On Wednesday (20 October), the Supreme Court chastised the Uttar Pradesh government over its handling of the Lakhimpur Kheri case. It said that it was finding it hard to avoid the impression that the state administration is “dragging its feet” in the case.
The incident occurred on 3 October in which nine persons including four farmers died, along with BJP workers which were a part of the convoy of Union Minister of State for Home Ajay Mishra Teni. The protesting farmers accused the minister of mowing down the farmers while the minister accused the protesters of lynching the persons in the convoy; attacking his car with stones etc. that inflicted a fatal head injury on his driver.
The Union Minister’s son is an accused in the case. The incident caused a nation-wide furore and reached the Supreme Court.
A three-judge Bench, led by Chief Justice of India N V Ramana, upon finding out that only four of the 44 witnesses to the brutal incident had given their statements to the judicial magistrate so far, criticised the government for the delay.

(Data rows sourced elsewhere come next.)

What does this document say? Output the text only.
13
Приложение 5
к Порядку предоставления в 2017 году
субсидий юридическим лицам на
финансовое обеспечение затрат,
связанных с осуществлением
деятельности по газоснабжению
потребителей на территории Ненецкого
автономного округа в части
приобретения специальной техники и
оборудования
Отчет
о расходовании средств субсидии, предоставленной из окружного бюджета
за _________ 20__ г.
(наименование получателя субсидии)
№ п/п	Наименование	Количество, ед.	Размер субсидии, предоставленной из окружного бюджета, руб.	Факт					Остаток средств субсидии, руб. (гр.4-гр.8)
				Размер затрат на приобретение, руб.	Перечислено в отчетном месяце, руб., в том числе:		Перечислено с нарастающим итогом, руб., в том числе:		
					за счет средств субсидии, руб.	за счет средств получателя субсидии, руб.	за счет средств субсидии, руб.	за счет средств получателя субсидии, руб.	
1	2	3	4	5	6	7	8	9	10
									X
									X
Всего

The information was sourced from a status report filed by the government just minutes before the hearing. “You gave the status report at the last minute... How are we supposed to read it? Last night, we waited till 1 o’clock for the material... Nothing. Please file the reports early,” the CJI told the government.
“Why have the statements of only four witnesses been recorded out of 44? Your Special Investigation Team is the best person to know who can be browbeaten,” Justice Surya Kant was quoted as saying by The Hindu.
Senior advocate Harish Salve, representing the Government of Uttar Pradesh, told the court that the delay in recording the witness statements occurred due to the Dussehra holidays, as the courts remained closed for the festival.
Justice Hima Kohli, on the Bench, told the State, “We think you are dragging your feet... Please dispel the impression.”
Chief Justice Ramana asked Parshad, “The reconstruction of the crime is different from recording the Section 164 CrPC statements of witnesses. Our question is why were they not taken all this while?” He further told Salve, “Please tell them to start on the Section 164 statements... ”
The senior lawyer urged the court to adjourn the case to next week, and promised that things would be cleared up by then. He said that in the last hearing on 8 October, the court voiced doubts whether the administration was “going soft” on the accused.
The CJI asked Salve about the number of accused arrested. The latter replied that already 10 accused had been arrested in the case and highlighted that there were two crimes involved- one regarding the running over of farmers and the other concerning the lynching of three people accompanying the minister's convoy. He submitted that the second incident was “more difficult to investigate” as it was a mob that was involved.
The bench observed that the case needed to be bifurcated and said it would first focus on the farmers’ deaths.
The court adjourned the hearing to 26 October, giving time to the state administration to provide more information about their investigation.